“Revision Of Toronto Housing Forecast Due To Tanking Market But Prices Are Still Going Up”
Toronto’s real estate market may be in a months-long slump thanks to prohibitive interest rates, but despite a serious plunge in the number of sales, prices haven’t been following suit — and some stakeholders are saying they are due to actually increase by the end of the year.
The experts at Royal LePage have amended their earlier prediction for the direction the market will go as we head into winter in light of perpetually low sales volumes each month, but still anticipate the average price of a home in the GTA will rise 9 per cent from what it was at the same time last year (versus the 11 per cent they had forecasted earlier).
This figure is based on the fact that prices in the region were up 4.5 per cent in the third quarter of this year compared with the third quarter of 2022, hitting $1,147,400 — an amount that was notably 2.8 per cent lower than what the typical home was selling for in the previous quarter of the year.
If the realty firm is correct, prices in the Toronto area will surge up to around $1,164,665, which marks the second-largest jump for any of the Canadian locales surveyed.
Only Calgary is set to see its average home price accelerate more — by 9.5 per cent instead of 9, but to a much lower $656,015.
Out of the cities included in this latest report, Regina is set to stay the cheapest place in which to purchase a home, with a projected price of $373,984, on average, by year’s end. Next is Winnipeg at $389,880, Edmonton at $439,913 and Halifax at $501,830.
Greater Vancouver is, as usual, the most expensive, with prices expected to climb to $1,293,523 by Q4 2023, followed by Toronto at the aforementioned $1,164,665, Ottawa at $770,293 and Calgary at $656,015.
“The aggregate price of a home in Canada increased 3.6 per cent year over year to $802,900 in the third quarter of 2023. On a quarter-over-quarter basis, however, the price decreased by 0.8 per cent, indicating that while many Canadians have adjusted to the increased cost of borrowing, elevated interest rates continue to impact activity in markets across the country,” the release reads.
“While trading volumes in most regions remain sluggish, Canada’s housing market is on solid footing, with pent-up demand building.
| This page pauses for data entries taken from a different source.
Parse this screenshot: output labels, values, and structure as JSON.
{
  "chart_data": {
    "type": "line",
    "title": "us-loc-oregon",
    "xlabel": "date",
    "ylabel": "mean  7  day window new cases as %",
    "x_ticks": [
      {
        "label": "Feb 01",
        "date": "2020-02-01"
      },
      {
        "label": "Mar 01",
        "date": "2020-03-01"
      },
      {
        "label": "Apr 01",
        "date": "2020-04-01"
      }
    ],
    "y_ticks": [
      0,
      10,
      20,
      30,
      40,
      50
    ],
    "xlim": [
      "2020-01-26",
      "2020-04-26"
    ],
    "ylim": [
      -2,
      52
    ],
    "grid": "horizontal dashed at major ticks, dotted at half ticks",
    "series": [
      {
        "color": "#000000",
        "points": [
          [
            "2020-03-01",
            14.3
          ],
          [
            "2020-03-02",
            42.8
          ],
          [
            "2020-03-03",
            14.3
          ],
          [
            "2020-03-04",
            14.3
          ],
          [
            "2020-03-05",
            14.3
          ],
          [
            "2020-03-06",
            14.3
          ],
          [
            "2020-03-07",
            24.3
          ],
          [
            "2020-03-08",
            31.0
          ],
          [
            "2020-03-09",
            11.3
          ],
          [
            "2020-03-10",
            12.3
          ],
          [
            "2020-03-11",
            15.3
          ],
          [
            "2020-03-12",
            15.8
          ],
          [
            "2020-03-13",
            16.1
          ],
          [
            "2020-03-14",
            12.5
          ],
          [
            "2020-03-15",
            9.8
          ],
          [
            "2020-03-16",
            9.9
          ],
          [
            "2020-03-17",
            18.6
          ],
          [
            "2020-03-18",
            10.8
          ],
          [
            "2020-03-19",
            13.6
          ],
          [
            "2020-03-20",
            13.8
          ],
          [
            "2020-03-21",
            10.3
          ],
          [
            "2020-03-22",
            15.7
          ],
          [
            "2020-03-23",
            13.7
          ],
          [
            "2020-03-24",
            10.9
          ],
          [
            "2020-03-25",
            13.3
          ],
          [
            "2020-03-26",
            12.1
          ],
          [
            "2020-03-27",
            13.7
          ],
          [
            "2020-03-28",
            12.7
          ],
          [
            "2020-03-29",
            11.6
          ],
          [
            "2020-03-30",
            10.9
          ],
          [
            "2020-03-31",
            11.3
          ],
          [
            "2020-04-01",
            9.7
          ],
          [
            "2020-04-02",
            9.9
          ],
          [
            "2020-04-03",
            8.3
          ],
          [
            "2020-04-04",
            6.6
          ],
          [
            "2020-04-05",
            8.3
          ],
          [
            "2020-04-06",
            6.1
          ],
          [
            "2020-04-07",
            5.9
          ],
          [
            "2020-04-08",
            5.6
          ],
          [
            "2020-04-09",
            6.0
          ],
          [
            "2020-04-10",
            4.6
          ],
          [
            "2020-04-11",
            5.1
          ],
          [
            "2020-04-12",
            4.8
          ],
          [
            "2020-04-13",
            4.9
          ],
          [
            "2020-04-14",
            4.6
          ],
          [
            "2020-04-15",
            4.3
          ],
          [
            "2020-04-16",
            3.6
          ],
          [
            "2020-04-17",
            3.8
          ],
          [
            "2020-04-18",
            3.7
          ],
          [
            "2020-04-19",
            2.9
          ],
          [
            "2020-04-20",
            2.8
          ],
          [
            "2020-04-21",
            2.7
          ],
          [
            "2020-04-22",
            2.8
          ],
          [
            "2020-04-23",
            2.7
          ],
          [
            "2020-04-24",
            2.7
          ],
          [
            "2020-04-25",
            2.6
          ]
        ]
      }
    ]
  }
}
We don’t anticipate a material change in property prices through the remainder of the year.”
Royal LePage’s team adds that even with more listings available, housing stock is still “well below the level needed to keep a lid on property price increases” across Canada.
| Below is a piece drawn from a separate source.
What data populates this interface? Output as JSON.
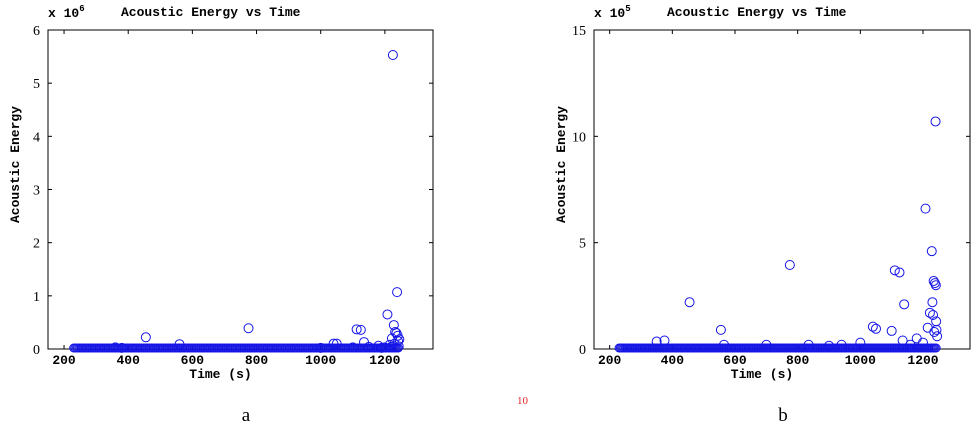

“Rent In Toronto Has Become More Affordable”
You’d be hard-pressed to find a renter in Toronto who isn’t paying a preposterous amount for what they’re getting — and devoting all of their income to keeping a roof over their head in the process — but one new study says that despite prices continuously pushing to new heights, renting in Toronto is actually more affordable now than a few years ago.
The report, from Online Mortgage Advisor, compared average monthly rent bills in cities across the globe in 2022 to the same figures from 2018, then did the same for the average salaries of residents.
The findings, released last week, indicate that while the typical tenant in Toronto was allocating 45.51 per cent of their income to housing last year, things were actually worse in 2018, when they would have been handing over around 57.26 per cent of their earnings for rent alone.
This change over four years marks “the biggest positive change in rental affordability in Canada, as well as the biggest in North America” versus other major cities, the firm writes.
But there’s no doubt most who live here would scoff at the assertion.
Given the unprecedented inflationary environment Canadians have been struggling through for many months now, it would be interesting to see how annual stats for 2023 would measure up to analysis.
While these more amplified pressures began in 2021 and peaked to the most accelerated rate of inflation in many decades in mid-2022, rent in particular was 6.5 per cent higher in August 2023 than it was in the same month of 2022, and is now a top cause of our sky-high Consumer Price Index even though headline inflation has eased somewhat.
Add to this the fact that the cost of other necessities have risen to untenable levels — grocery bills, for example, were up 8 per cent year-over-year in August — and it seems doubtful that the cost of living is any more affordable for the average citizen, even if the average rent price in Toronto technically is compared to the average income.
Other interesting takeaways from the report include that 45.5 per cent of cities became less affordable to rent over the years studied, and that Toronto came in eighth in North America for increase in affordability for purchasing property (the average local’s wages could afford them a hilarious four square metres of property in 2019, and 4.6 in 2022).
Also, Moncton, New Brunswick had the most drastic reduction in affordability in Canada by the metric employed, with locals having to put 36 per cent of their paycheque toward rent in 2022, but only 25 per cent in 2018 — numbers that are, of course, nothing compared to Toronto.